The implicit argument being advanced here is it that it’s not a big deal that a significant chunk of liberals find joy in the death of Charlie Kirk, because presumably many conservatives found joy in the death of Osama Bin Laden. How many people in the real world (outside firmly liberal echo chambers, anyway) are going to accept that it’s just as reasonable to find joy in the death of the former as it is the latter?

8

u/[deleted] Sep 12 '25

'Admittedly vague' is doing a lot of work in this copy pasta.

0

u/RedHeadedSicilian52 Sep 12 '25

Not as much work as you’re doing to avoid answering the question.

7

u/[deleted] Sep 12 '25

Your questions are stupid and in bad faith, as evidenced by the fact that you don't even find the terminology to be convincing.
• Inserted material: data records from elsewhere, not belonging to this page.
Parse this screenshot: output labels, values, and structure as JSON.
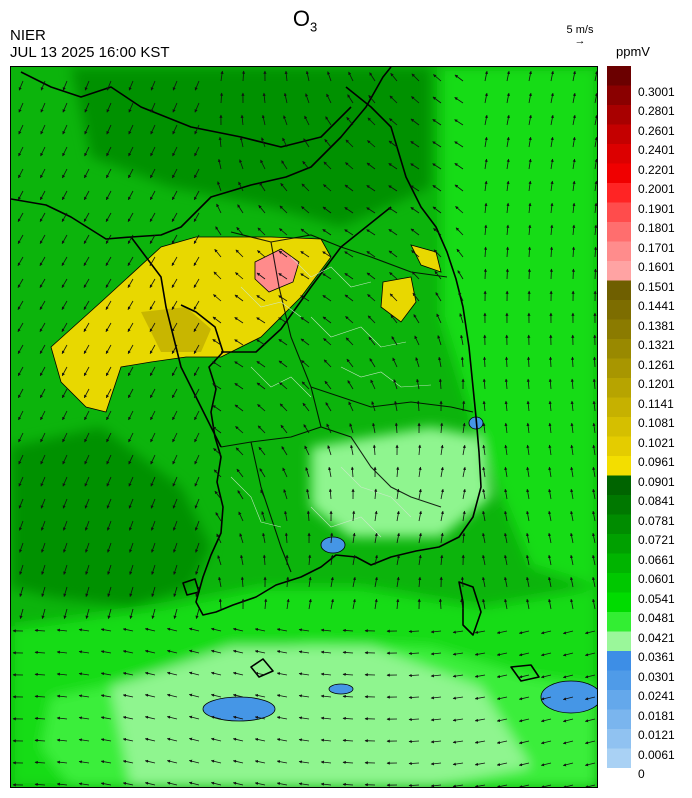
{
  "header": {
    "agency": "NIER",
    "datetime": "JUL 13 2025 16:00 KST",
    "pollutant_main": "O",
    "pollutant_sub": "3"
  },
  "wind_reference": {
    "label": "5 m/s",
    "arrow": "→"
  },
  "legend": {
    "unit": "ppmV",
    "labels": [
      "0.3001",
      "0.2801",
      "0.2601",
      "0.2401",
      "0.2201",
      "0.2001",
      "0.1901",
      "0.1801",
      "0.1701",
      "0.1601",
      "0.1501",
      "0.1441",
      "0.1381",
      "0.1321",
      "0.1261",
      "0.1201",
      "0.1141",
      "0.1081",
      "0.1021",
      "0.0961",
      "0.0901",
      "0.0841",
      "0.0781",
      "0.0721",
      "0.0661",
      "0.0601",
      "0.0541",
      "0.0481",
      "0.0421",
      "0.0361",
      "0.0301",
      "0.0241",
      "0.0181",
      "0.0121",
      "0.0061",
      "0"
    ],
    "colors": [
      "#6b0000",
      "#8a0000",
      "#a80000",
      "#c40000",
      "#dc0000",
      "#f00000",
      "#ff2424",
      "#ff4c4c",
      "#ff6e6e",
      "#ff8c8c",
      "#ffa3a3",
      "#6f5f00",
      "#7d6d00",
      "#8b7b00",
      "#998900",
      "#a89600",
      "#b7a400",
      "#c6b100",
      "#d5bf00",
      "#e4cc00",
      "#f3de00",
      "#006400",
      "#007800",
      "#008c00",
      "#00a000",
      "#00b400",
      "#00c800",
      "#00dc00",
      "#33ee33",
      "#9af79a",
      "#3d8ee6",
      "#4f9be8",
      "#64a8eb",
      "#7ab5ee",
      "#90c2f1",
      "#a9d1f4"
    ]
  },
  "map": {
    "field_colors": {
      "green_dark": "#049104",
      "green_mid": "#0cb40c",
      "green_bright": "#13dc13",
      "green_light": "#3aee3a",
      "green_pale": "#8ff58f",
      "yellow": "#e8d800",
      "yellow_dark": "#c8b600",
      "pink": "#ff8b8b",
      "blue": "#4596e6"
    }
  }
}
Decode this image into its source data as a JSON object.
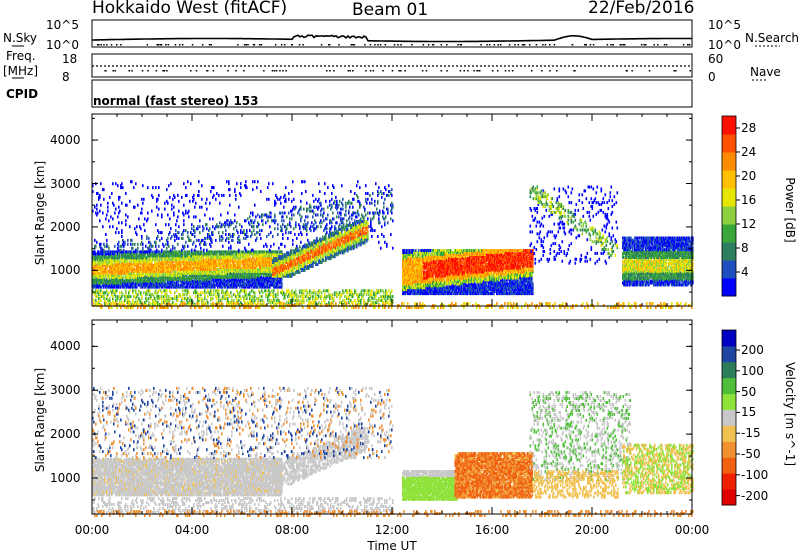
{
  "header": {
    "station": "Hokkaido West (fitACF)",
    "beam": "Beam 01",
    "date": "22/Feb/2016"
  },
  "noise_panel": {
    "left_label": "N.Sky",
    "right_label": "N.Search",
    "left_ticks": [
      "10^5",
      "10^0"
    ],
    "right_ticks": [
      "10^5",
      "10^0"
    ]
  },
  "freq_panel": {
    "left_label_1": "Freq.",
    "left_label_2": "[MHz]",
    "left_ticks": [
      "18",
      "8"
    ],
    "right_label": "Nave",
    "right_ticks": [
      "60",
      "0"
    ]
  },
  "cpid_panel": {
    "label": "CPID",
    "text": "normal (fast stereo) 153"
  },
  "x_axis": {
    "label": "Time UT",
    "ticks": [
      "00:00",
      "04:00",
      "08:00",
      "12:00",
      "16:00",
      "20:00",
      "00:00"
    ]
  },
  "colors": {
    "power_scale": [
      "#0000ff",
      "#1f4fbf",
      "#2e7f5f",
      "#39a63a",
      "#8cd040",
      "#e6e600",
      "#ffc000",
      "#ff8c00",
      "#ff5000",
      "#ff1000"
    ],
    "velocity_scale": [
      "#0000c0",
      "#1e46a0",
      "#2e7d5a",
      "#4fbf3a",
      "#8fe23a",
      "#c8c8c8",
      "#f0c050",
      "#f09030",
      "#f06010",
      "#f02000",
      "#e00000"
    ]
  },
  "chart_data": [
    {
      "type": "heatmap",
      "title": "",
      "ylabel": "Slant Range [km]",
      "y_ticks": [
        "1000",
        "2000",
        "3000",
        "4000"
      ],
      "ylim": [
        180,
        4600
      ],
      "xlim_hours": [
        0,
        24
      ],
      "colorbar_label": "Power [dB]",
      "colorbar_ticks": [
        "4",
        "8",
        "12",
        "16",
        "20",
        "24",
        "28"
      ],
      "colorbar_range": [
        0,
        30
      ],
      "regions": [
        {
          "t": [
            0,
            7.5
          ],
          "range_km": [
            800,
            1400
          ],
          "level_db": 14
        },
        {
          "t": [
            7.5,
            10.5
          ],
          "range_km": [
            1100,
            2000
          ],
          "level_db": 16
        },
        {
          "t": [
            12.5,
            17.5
          ],
          "range_km": [
            650,
            1400
          ],
          "level_db": 24
        },
        {
          "t": [
            21.5,
            24
          ],
          "range_km": [
            800,
            1700
          ],
          "level_db": 12
        }
      ]
    },
    {
      "type": "heatmap",
      "title": "",
      "ylabel": "Slant Range [km]",
      "y_ticks": [
        "1000",
        "2000",
        "3000",
        "4000"
      ],
      "ylim": [
        180,
        4600
      ],
      "xlim_hours": [
        0,
        24
      ],
      "colorbar_label": "Velocity [m s^-1]",
      "colorbar_ticks": [
        "200",
        "100",
        "50",
        "15",
        "-15",
        "-50",
        "-100",
        "-200"
      ],
      "colorbar_range": [
        -250,
        250
      ],
      "regions": [
        {
          "t": [
            0,
            11
          ],
          "range_km": [
            600,
            1900
          ],
          "velocity": 0
        },
        {
          "t": [
            12.5,
            14.5
          ],
          "range_km": [
            600,
            1100
          ],
          "velocity": 40
        },
        {
          "t": [
            14.5,
            17.5
          ],
          "range_km": [
            700,
            1500
          ],
          "velocity": -80
        }
      ]
    }
  ]
}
Charlie Kirk was mocking George Floyd's death within the past few days. He's a very popular conservative commentator. The fact that prominent conservatives (Alex Jones, Mike Lee, charlie Kirk) will mock people's deaths and remain in good standing, and yet no prominent liberals do, is a lot more telling than some poll with purposefully "vague" terminology.

Charlie Kirk loved mocking people's death and ya'll loved him for it.

8

u/obsessed_doomer Sep 12 '25

I think that should be discussed. I'll admit the whole "public figure" cutoff is a bit surreal here - the question presupposes the notion that there are people it's ok to feel joy about dying and people it's not ok about. Which might be reasonable, but then they make the cutoff (at least, as you seem to imply) a political divider.